Reference for: "Surjectivity is just injectivity, only one dimension higher."

When I took a first course in differential topology, I remember reading a blog post(?) that made a comment along the lines of

Surjectivity is injectivity, but one dimension higher.

The content of this statement was that to prove a map $f:M\to N$ was surjective, we could prove that a related map $F:M\times I\to N$ was injective instead, and this would imply surjectivity of $f$. I'm looking to see if anyone knows of the source of this quote, or could explain its content in greater detail.


Solution 1:

It's the other way around: injectivity is surjectivity but one dimension higher. This is a concept that comes up in a variety of homotopy-theoretic arguments. Here is a typical example.

Theorem: Let $n\in\mathbb{N}$ and let $Y$ be a topological space such that $\pi_m(Y,y)$ is trivial for all $m\geq n$ and all basepoints $y\in Y$. Let $X$ be a CW-complex and let $A$ be a subcomplex which contains the $n$-skeleton of $X$. Then the inclusion map $i:A\to X$ induces a bijection $i^*:[X,Y]\to [A,Y]$ where the brackets denote homotopy classes of maps.

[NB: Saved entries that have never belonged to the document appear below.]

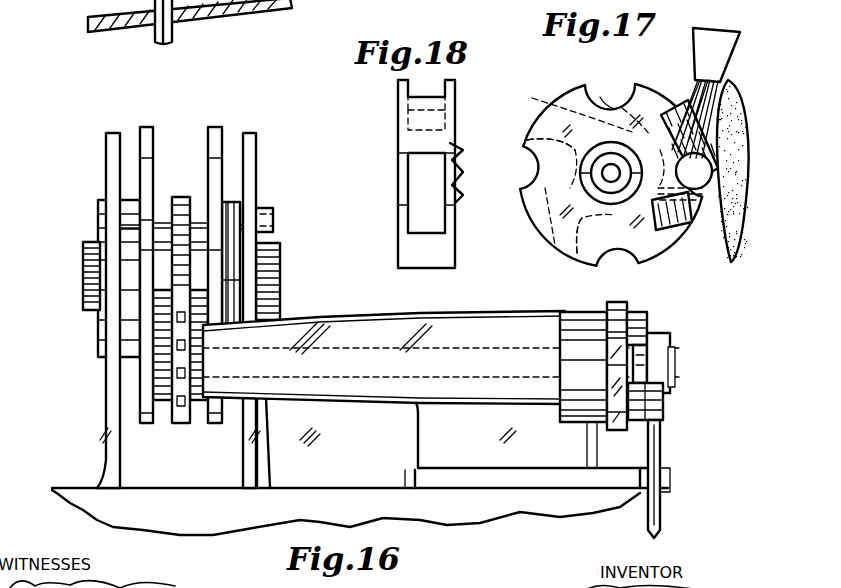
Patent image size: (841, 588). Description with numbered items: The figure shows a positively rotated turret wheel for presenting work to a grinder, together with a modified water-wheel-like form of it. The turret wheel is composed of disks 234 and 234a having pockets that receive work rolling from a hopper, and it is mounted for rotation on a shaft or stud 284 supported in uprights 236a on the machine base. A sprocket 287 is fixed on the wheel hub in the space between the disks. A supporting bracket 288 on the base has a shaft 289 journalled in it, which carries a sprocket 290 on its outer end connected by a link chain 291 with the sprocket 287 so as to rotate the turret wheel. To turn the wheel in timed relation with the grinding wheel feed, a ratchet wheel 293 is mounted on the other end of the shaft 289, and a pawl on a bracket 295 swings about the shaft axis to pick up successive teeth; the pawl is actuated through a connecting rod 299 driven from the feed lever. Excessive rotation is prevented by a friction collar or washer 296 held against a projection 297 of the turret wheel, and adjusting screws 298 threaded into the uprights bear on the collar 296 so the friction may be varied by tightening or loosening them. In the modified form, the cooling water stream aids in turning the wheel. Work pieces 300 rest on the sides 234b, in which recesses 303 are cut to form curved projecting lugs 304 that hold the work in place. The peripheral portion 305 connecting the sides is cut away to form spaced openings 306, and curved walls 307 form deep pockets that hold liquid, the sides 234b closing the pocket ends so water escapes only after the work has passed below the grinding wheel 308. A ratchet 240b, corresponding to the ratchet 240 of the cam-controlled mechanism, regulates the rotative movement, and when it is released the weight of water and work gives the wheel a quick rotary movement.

In FIG. 16, the turret wheel disk 234 is at (627, 306).
In FIG. 16, the turret wheel disk 234a is at (216, 127).
In FIG. 17, the wheel side 234b is at (655, 238).
In FIG. 18, the wheel side 234b is at (398, 95).
In FIG. 16, the upright 236a is at (107, 133).
In FIG. 17, the ratchet 240 is at (535, 180).
In FIG. 18, the ratchet 240b is at (460, 190).
In FIG. 16, the shaft or stud 284 is at (85, 272).
In FIG. 16, the sprocket 287 is at (195, 218).
In FIG. 16, the supporting bracket 288 is at (312, 395).
In FIG. 16, the shaft 289 is at (345, 352).
In FIG. 16, the sprocket 290 is at (192, 402).
In FIG. 16, the link chain 291 is at (172, 420).
In FIG. 16, the ratchet wheel 293 is at (617, 425).
In FIG. 16, the bracket 295 is at (647, 320).
In FIG. 16, the friction collar or washer 296 is at (236, 200).
In FIG. 16, the projection 297 is at (228, 200).
In FIG. 16, the adjusting screw 298 is at (274, 220).
In FIG. 16, the connecting rod 299 is at (660, 448).
In FIG. 17, the work piece 300 is at (699, 190).
In FIG. 17, the recess 303 is at (617, 108).
In FIG. 17, the projecting lug 304 is at (635, 82).
In FIG. 17, the peripheral portion 305 is at (553, 248).
In FIG. 18, the peripheral portion 305 is at (428, 268).
In FIG. 17, the opening 306 is at (545, 205).
In FIG. 18, the opening 306 is at (430, 217).
In FIG. 17, the curved wall 307 is at (540, 140).
In FIG. 17, the grinding wheel 308 is at (737, 258).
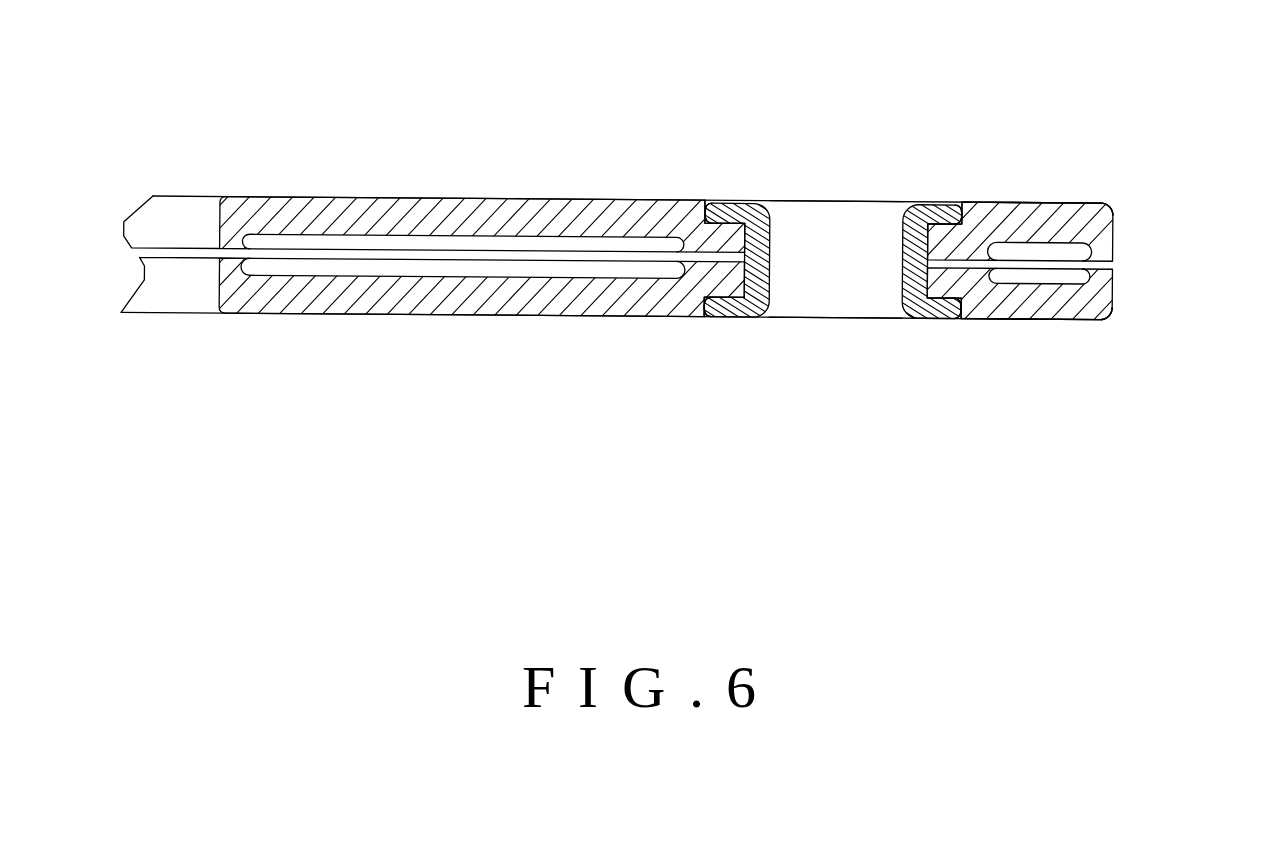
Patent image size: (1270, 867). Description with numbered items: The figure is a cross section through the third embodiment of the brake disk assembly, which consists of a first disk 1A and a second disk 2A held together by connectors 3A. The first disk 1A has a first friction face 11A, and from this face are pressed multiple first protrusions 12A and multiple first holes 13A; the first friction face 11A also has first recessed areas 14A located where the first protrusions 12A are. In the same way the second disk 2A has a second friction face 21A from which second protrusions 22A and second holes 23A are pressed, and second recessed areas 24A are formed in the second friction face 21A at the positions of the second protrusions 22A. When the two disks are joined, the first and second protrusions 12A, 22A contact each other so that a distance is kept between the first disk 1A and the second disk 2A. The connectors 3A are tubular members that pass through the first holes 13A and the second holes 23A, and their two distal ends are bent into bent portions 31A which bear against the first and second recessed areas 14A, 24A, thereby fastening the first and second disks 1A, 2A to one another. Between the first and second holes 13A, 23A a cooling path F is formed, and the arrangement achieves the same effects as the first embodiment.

The first disk 1A is at (1118, 298).
The second disk 2A is at (1118, 227).
The connector 3A is at (765, 318).
The first friction face 11A is at (1087, 325).
The first protrusion 12A is at (723, 277).
The first hole 13A is at (838, 318).
The first recessed area 14A is at (715, 305).
The second friction face 21A is at (1090, 205).
The second protrusion 22A is at (742, 262).
The second hole 23A is at (812, 202).
The second recessed area 24A is at (710, 202).
The bent portion 31A is at (725, 206).
The cooling path F is at (840, 240).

Proof sketch: We first prove $i^*$ is surjective. Given a map $f:A\to Y$, we can extend it to $X$ one cell at a time. Extending to each new cell consists of constructing a nullhomotopy of the attaching map of the cell composed with $f$. Since $X$ is $X$ is obtained by attaching cells of dimension $\geq n+1$ to $A$, these attaching maps composed with $f$ always give elements of $\pi_m(Y,y)$ for some $m\geq n$ and some $y\in Y$, and thus are nullhomotopic by hypothesis, so the desired extension exists.

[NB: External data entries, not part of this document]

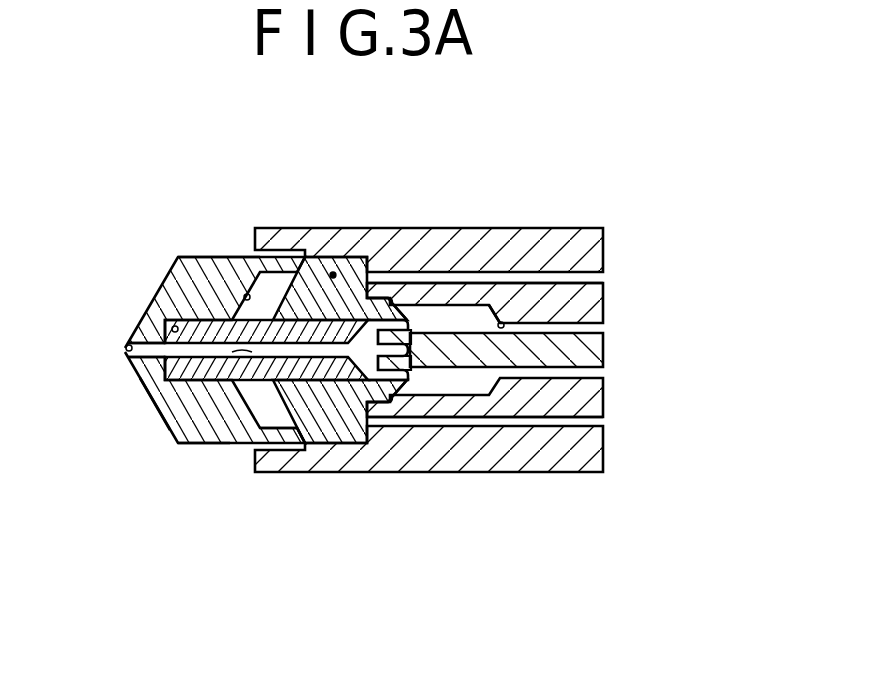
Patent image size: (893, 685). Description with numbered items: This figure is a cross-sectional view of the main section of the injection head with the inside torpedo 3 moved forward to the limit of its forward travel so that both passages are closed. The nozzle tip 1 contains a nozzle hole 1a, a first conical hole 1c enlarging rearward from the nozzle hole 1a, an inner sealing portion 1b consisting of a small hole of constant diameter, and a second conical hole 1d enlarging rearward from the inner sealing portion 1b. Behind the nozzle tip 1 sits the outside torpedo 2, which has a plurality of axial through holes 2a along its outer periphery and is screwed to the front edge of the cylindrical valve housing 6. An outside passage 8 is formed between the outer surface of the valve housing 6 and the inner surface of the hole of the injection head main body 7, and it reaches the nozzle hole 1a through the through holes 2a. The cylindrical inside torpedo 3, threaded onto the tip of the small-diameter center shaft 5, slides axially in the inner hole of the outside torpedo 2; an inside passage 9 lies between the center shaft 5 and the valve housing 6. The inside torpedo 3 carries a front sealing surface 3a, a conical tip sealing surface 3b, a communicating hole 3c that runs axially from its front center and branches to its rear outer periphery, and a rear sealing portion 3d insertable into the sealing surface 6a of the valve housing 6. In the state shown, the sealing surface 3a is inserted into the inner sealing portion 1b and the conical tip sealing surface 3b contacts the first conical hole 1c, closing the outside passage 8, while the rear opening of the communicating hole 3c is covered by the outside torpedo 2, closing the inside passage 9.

The nozzle tip 1 is at (143, 388).
The nozzle hole 1a is at (126, 351).
The inner sealing portion 1b is at (187, 298).
The first conical hole 1c is at (173, 325).
The second conical hole 1d is at (246, 294).
The outside torpedo 2 is at (330, 268).
The through holes 2a is at (332, 272).
The inside torpedo 3 is at (257, 372).
The sealing surface 3a is at (152, 300).
The conical tip sealing surface 3b is at (160, 398).
The communicating hole 3c is at (186, 430).
The sealing portion 3d is at (400, 380).
The center shaft 5 is at (531, 345).
The valve housing 6 is at (460, 290).
The sealing surface 6a is at (504, 320).
The injection head main body 7 is at (437, 224).
The outside passage 8 is at (487, 420).
The inside passage 9 is at (550, 373).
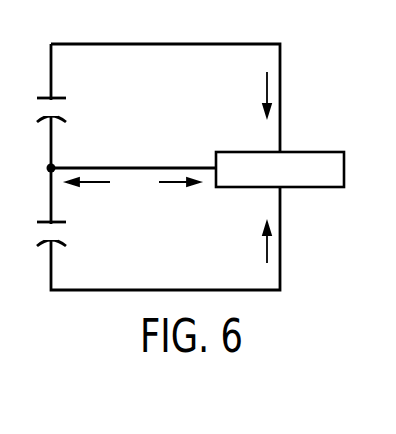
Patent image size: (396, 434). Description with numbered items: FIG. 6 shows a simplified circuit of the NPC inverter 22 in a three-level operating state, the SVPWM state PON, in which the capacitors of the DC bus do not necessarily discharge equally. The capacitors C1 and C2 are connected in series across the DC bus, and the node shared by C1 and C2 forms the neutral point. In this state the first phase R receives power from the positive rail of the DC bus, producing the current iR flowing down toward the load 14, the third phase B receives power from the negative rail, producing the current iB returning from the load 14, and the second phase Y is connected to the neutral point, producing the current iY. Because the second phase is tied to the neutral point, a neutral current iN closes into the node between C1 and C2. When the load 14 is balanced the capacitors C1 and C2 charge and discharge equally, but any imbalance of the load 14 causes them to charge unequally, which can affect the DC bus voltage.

Now for the trick: injectivity is just surjectivity in one dimension higher. Specifically, suppose $f,g:X\to Y$ are homotopic when restricted to $A$. We can then build a map $h:X\times\{0,1\}\cup A\times I\to Y$ which restricts to $f$ and $g$ on $X\times\{0\}$ and $X\times \{1\}$, respectively, and is a homotopy between their restrictions on $A\times I$. To show that $f$ and $g$ are homotopic (and thus actually define the same element of $[X,Y]$), we wish to extend $h$ to $X\times I$. But now note that $X\times I$ can be made into a CW-complex which contains $X\times\{0,1\}\cup A\times I$ as a subcomplex containing its $n$-skeleton. So, by the surjectivity argument applied to $X\times I$ and $X\times\{0,1\}\cup A\times I$, we can extend $h$ to $X\times I$. (In fact, $X\times\{0,1\}\cup A\times I$ actually contains the $(n+1)$-skeleton of $X\times I$, so we only need $\pi_m(Y,y)$ to be trivial for $m\geq n+1$ to get injectivity. In this sense injectivity is "one dimension higher" than surjectivity.)

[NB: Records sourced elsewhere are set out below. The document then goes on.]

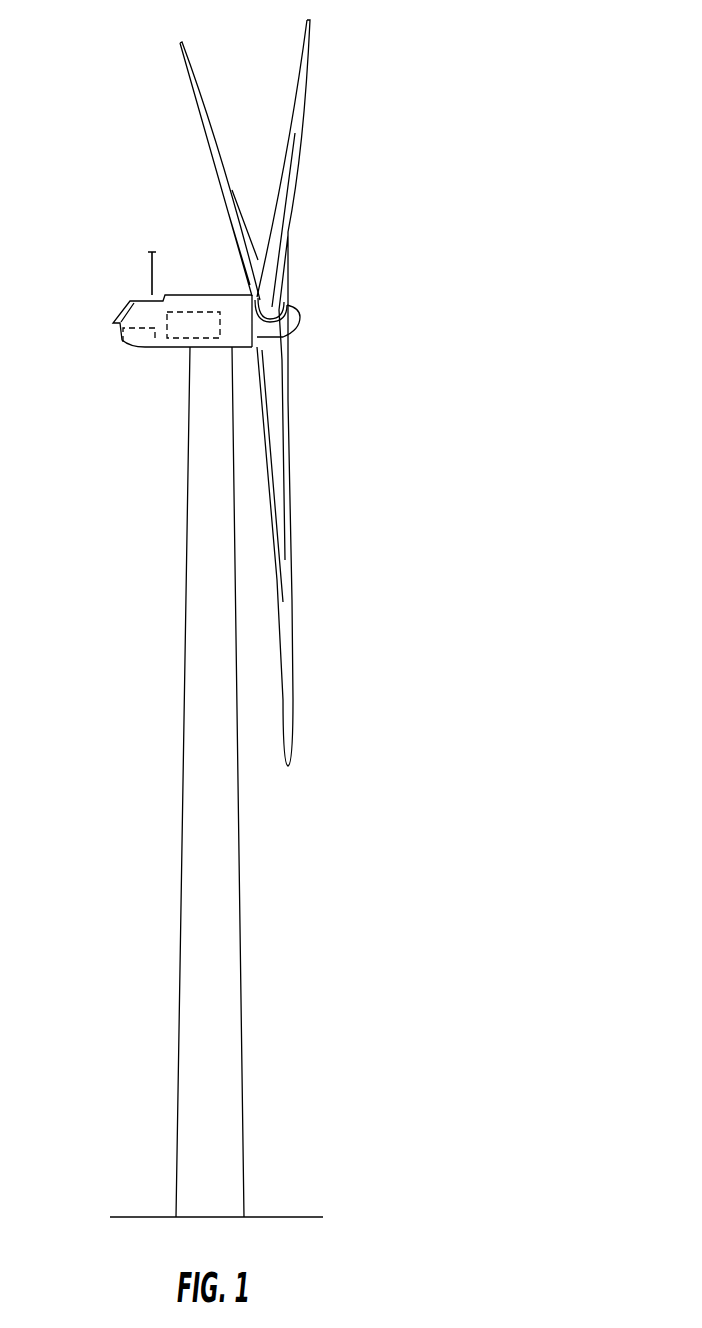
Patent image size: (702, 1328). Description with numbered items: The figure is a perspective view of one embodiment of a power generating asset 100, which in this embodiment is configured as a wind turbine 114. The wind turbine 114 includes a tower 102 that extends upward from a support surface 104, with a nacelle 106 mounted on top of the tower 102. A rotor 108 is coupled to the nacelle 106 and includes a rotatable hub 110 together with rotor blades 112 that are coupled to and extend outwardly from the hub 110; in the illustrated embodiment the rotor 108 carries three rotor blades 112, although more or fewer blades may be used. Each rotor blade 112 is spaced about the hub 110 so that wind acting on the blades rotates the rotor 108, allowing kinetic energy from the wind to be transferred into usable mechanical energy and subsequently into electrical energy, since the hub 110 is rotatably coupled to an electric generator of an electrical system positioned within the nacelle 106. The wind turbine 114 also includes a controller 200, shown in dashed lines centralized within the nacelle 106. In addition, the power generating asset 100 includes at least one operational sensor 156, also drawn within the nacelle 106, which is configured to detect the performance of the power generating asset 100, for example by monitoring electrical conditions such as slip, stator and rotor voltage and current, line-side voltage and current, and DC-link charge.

The power generating asset 100 is at (448, 116).
The wind turbine 114 is at (308, 618).
The tower 102 is at (222, 853).
The support surface 104 is at (283, 1217).
The nacelle 106 is at (157, 348).
The rotor 108 is at (349, 270).
The rotatable hub 110 is at (300, 316).
The rotor blade 112 is at (288, 137).
The operational sensor 156 is at (128, 338).
The controller 200 is at (183, 310).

More generally, suppose you have a map $F:[X,Y]\to Z$ you wish to show is bijective, where $X$ and $Y$ are some spaces and $Z$ is some set. Proving surjectivity amounts to showing that for any element of $Z$, you can construct a map $X\to Y$ which maps to it. Proving injectivity amounts to showing that for any two maps $X\to Y$ which map to the same element of $Z$, you can construct a homotopy between them, i.e. you can extend a certain map $X\times\{0,1\}\to Y$ to a map $X\times I\to Y$. So surjectivity and injectivity have the same flavor (and can in many cases be proved in essentially the same way): they are both about being able to construct certain maps to $Y$. But injectivity is "one dimension higher", since you are constructing a map out of $X\times I$ instead of out of $X$.